Challenges Ahead — What It Would Take to Make This Meaningful
While the Court’s initiative is welcome, effective reform will require more than just guidelines. Several structural challenges need attention:
- Judicial capacity and resource allocation: Many courts are understaffed. Without additional judges or infrastructure improvements, speeding up charge-framing may overburden courts.
- Coordination between investigating agencies and prosecution: Even with judicial will, delays may persist if investigative agencies are slow in furnishing required records, or prosecutions are not trial-ready.
- Administrative accountability and follow-up: Merely issuing directives may not suffice; there must be a mechanism for monitoring compliance, reporting failures, and applying corrections over time.
- Uniform data collection and transparency: As demonstrated by the amicus-led data initiative, case-level transparency will be crucial. States and courts must maintain accurate, accessible records of pending cases, deadlines, and compliance status.

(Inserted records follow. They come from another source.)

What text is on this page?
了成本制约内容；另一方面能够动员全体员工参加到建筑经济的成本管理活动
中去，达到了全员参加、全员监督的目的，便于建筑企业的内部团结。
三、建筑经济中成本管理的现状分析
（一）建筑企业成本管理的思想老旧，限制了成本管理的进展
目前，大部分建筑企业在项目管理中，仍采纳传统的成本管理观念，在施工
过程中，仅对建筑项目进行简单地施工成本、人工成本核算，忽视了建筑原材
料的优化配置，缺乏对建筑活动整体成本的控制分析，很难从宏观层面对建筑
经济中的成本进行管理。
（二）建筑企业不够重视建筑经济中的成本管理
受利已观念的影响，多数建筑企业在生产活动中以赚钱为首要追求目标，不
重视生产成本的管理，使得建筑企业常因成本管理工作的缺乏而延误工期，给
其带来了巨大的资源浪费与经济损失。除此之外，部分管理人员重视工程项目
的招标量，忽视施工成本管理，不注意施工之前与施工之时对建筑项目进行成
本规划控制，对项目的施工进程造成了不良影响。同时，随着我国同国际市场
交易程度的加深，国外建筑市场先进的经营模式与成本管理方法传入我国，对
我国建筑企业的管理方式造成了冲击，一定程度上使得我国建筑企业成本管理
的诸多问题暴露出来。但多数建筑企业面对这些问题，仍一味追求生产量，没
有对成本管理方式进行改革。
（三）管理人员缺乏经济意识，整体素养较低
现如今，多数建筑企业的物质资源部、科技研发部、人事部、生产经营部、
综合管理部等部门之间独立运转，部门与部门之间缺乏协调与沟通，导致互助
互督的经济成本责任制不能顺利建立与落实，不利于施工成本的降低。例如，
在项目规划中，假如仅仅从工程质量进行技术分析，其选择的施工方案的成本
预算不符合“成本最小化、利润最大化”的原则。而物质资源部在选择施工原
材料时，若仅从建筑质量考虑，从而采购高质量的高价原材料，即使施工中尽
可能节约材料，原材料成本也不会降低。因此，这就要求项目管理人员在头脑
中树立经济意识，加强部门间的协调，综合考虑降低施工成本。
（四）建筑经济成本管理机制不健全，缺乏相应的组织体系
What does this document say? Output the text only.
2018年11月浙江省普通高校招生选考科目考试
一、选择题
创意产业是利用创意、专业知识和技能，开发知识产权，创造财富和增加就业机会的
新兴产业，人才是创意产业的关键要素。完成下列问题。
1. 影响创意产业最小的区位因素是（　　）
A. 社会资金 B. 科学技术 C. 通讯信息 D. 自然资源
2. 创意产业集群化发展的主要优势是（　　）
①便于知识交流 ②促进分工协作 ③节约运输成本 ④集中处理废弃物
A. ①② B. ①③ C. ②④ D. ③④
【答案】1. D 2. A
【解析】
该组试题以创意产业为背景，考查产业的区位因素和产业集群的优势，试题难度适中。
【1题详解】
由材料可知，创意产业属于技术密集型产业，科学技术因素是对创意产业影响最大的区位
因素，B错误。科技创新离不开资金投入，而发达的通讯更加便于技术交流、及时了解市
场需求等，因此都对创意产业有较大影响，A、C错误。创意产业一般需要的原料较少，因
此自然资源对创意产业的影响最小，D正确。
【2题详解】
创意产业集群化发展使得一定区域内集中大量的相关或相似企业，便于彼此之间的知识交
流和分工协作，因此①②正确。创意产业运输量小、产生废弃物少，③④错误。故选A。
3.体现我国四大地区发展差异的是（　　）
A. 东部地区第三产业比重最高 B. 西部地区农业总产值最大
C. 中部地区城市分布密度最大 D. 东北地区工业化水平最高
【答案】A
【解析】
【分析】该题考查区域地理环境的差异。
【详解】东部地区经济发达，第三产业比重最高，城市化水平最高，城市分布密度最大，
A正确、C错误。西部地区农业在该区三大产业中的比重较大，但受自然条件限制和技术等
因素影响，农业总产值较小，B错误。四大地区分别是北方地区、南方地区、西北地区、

Why This Moment Matters for Legal Stakeholders
For young lawyers, civil-society observers, law students, and academics, this development underlines a rare opportunity: the chance to shape criminal-justice reform at the highest level. The Court is not only addressing a technical procedural issue but is stepping into a space of structural accountability and institutional reform.
For policymakers and law-makers, the Luthra appointment and pending guidelines could serve as a blueprint: if successful, the BNSS-charge-framing reform could inspire similar efforts to tackle other inefficiencies — from delays in issue-framing in civil cases to procedural bottlenecks in evidence recording.
For the common citizen — complainant or accused — it represents hope that the justice system may finally reduce delays and fulfill its promise of timely justice.
Conclusion
The infusion of expertise, empirical analysis, and institutional seriousness marks a potentially transformational moment in India’s criminal-justice reform. With Sidharth Luthra cases acting as amicus curiae, the Court’s effort toward establishing nationwide guidelines on charge framing under the BNSS gains credibility and clarity. If diligently implemented, this could reduce trial delays, protect undertrial rights, and restore faith in judicial efficiency.
Ultimately, the success of this initiative will depend not just on judicial pronouncements but on systemic will — from courts, prosecuting agencies, administrative machinery, and the legal community. Should all stakeholders rise to the occasion, this effort could mark the beginning of a new era: one in which justice is not only done, but done on time.